While Worthy continued to work in the field of journalism; in the 1970s, he was appointed as head of the African American journalism program at Boston University. However, the BU president, John Silber, removed Worthy as head of the program after Worthy criticized the BU administration and supported BU campus workers who were attempting to unionize. Following his BU appointment, Worthy taught journalism at UMass Boston. William Worthy and Michael Lindsey co-taught the first class in Critical Journalism in the country at the College of Public and Community service, a branch of UMass Boston, which Noam Chomsky attended as a guest lecturer. William Worthy also taught at Howard University in the 1980s and 1990s, where he held the Anneberg Chair. During most of the 1990s until 2005, Worthy lived in Washington, D.C., where he served as a special assistant to the dean of the School of Communications at Howard U. and served on the board of directors of the National Whistleblower Center.

On February 22, 2008, the Nieman Foundation honored Worthy with the prestigious Louis M. Lyons Award.

===Death and legacy===

Worthy died in Brewster, Massachusetts on May 4, 2014, at the age of 92, of Alzheimer's disease.

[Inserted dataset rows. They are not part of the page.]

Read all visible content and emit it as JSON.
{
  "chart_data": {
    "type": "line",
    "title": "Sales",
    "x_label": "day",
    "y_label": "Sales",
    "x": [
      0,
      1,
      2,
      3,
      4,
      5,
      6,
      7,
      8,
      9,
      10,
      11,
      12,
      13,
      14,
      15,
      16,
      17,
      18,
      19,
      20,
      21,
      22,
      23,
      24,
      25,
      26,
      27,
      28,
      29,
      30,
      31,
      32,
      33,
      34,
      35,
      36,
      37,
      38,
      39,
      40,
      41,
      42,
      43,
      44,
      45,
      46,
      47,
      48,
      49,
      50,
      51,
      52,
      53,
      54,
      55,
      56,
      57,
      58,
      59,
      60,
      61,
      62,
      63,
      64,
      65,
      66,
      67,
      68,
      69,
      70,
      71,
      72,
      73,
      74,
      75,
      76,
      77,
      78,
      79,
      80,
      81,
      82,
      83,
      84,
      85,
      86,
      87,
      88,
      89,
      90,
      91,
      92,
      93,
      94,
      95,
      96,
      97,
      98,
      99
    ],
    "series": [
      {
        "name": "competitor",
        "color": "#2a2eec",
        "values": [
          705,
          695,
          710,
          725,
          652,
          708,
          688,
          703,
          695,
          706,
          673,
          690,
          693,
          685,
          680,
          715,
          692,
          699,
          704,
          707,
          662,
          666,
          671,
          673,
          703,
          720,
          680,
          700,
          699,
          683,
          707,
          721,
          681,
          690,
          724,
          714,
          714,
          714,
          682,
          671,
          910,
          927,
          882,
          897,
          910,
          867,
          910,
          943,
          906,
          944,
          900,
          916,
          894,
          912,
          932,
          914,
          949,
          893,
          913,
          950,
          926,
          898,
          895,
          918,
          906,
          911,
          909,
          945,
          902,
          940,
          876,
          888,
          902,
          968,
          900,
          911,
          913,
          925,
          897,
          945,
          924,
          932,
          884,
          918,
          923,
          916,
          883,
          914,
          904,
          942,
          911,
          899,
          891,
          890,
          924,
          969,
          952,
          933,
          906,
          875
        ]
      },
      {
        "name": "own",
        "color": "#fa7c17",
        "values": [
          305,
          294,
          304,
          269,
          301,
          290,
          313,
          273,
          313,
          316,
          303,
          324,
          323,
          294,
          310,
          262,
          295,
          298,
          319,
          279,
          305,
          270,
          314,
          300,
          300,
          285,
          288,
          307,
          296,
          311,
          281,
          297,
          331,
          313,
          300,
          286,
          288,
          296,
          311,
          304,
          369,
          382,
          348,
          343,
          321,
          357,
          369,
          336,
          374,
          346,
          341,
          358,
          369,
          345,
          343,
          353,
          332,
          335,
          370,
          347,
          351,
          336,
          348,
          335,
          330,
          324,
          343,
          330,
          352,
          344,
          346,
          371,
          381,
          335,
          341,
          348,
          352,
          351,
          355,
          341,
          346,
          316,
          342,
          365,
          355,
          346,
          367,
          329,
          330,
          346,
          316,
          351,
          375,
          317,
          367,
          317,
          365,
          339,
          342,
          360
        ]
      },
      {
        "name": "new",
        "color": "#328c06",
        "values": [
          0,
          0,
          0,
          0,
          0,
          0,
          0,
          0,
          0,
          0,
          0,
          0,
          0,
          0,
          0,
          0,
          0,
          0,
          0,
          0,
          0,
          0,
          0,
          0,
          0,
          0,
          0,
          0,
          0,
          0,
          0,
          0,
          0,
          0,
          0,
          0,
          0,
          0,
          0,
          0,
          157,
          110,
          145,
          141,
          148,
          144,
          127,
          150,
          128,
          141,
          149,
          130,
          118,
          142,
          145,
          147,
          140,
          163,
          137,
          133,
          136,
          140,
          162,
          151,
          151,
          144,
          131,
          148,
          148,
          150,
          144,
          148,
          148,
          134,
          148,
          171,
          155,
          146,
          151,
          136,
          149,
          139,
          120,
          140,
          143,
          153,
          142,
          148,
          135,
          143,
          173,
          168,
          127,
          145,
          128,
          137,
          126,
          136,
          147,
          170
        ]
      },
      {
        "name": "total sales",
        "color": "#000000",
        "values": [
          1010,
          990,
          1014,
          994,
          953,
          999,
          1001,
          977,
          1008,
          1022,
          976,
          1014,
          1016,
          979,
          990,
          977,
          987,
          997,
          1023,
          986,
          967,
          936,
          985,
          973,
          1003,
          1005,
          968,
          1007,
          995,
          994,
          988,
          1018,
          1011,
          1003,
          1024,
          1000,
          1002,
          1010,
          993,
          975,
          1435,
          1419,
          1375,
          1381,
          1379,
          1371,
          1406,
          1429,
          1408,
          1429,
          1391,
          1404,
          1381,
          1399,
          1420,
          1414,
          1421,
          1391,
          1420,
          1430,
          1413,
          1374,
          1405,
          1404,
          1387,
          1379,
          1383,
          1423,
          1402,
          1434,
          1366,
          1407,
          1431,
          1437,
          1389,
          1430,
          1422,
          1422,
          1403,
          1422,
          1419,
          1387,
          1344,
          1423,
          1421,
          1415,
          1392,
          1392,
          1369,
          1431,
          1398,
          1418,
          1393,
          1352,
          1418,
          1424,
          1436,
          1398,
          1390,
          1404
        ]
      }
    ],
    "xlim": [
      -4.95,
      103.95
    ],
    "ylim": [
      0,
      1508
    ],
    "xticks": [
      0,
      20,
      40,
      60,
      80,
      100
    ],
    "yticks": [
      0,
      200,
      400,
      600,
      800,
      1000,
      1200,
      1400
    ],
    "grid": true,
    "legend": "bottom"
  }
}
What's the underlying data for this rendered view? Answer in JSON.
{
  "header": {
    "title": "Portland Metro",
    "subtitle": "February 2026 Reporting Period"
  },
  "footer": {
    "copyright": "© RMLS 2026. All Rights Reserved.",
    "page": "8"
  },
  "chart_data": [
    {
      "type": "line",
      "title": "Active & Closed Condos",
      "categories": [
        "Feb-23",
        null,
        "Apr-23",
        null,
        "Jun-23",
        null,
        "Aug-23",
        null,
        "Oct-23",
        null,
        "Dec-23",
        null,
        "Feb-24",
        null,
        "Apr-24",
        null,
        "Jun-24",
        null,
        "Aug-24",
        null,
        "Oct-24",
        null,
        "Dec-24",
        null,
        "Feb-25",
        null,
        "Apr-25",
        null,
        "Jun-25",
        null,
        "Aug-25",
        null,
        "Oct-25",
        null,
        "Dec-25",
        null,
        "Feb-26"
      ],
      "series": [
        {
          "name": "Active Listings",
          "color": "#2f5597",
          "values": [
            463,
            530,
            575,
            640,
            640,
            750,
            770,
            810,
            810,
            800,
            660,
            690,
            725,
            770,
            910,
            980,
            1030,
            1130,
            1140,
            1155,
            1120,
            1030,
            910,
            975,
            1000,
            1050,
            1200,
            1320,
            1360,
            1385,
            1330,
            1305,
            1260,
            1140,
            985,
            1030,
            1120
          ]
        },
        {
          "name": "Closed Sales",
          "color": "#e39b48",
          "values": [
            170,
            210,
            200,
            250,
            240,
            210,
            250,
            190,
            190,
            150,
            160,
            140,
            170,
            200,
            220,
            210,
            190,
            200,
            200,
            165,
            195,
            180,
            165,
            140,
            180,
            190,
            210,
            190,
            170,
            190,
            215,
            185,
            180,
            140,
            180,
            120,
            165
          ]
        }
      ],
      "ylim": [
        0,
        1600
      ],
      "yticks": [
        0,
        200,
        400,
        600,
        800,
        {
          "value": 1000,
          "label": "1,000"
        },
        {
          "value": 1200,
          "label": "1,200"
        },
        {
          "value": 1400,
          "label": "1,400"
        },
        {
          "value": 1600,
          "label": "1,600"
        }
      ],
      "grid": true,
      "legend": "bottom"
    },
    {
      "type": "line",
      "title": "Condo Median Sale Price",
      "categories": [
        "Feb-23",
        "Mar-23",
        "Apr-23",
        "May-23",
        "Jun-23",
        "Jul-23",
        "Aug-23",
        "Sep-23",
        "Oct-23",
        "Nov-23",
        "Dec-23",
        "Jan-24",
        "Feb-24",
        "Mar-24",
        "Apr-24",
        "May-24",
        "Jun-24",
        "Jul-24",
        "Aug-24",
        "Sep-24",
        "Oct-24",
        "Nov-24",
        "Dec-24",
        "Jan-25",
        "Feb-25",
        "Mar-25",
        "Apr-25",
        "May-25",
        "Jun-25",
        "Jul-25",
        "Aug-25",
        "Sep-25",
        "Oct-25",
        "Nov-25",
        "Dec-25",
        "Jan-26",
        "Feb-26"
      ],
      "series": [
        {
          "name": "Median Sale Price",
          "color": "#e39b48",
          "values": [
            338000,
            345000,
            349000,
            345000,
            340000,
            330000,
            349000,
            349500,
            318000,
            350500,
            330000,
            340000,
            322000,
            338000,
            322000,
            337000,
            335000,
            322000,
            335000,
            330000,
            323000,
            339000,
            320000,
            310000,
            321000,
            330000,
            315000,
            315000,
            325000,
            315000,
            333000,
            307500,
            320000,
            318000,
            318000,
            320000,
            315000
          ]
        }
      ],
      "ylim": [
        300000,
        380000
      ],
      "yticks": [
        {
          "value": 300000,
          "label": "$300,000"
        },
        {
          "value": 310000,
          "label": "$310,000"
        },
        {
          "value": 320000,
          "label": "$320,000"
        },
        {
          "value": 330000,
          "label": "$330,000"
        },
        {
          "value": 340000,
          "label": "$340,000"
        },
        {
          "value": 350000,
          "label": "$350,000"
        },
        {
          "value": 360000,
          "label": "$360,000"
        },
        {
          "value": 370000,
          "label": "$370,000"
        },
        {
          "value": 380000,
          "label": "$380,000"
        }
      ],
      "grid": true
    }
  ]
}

The late psychologist Kenneth B. Clark said of Worthy: "The Bill Worthys of our society provide the moral fuel necessary to prevent the flickering conscience of our society from going out."

== Works ==

- Our Disgrace in Indo-China. 1954.
- The Silent Slaughter: The Role Of The United States In The Indonesian Massacre. With Eric Norden, Andrew March, and Mark Lane. 1967.
- The Vanguard: A photographic essay on the Black Panthers. With Ruth-Marion Baruch and Parkle Jones. 1970.
- The Rape of Our Neighborhoods: And How Communities Are Resisting Take-Overs by Colleges, Hospitals, Churches, Businesses, and Public Agencies. 1976.
- Pampered Dictators and Neglected Cities: The Philippine Connection. 1978.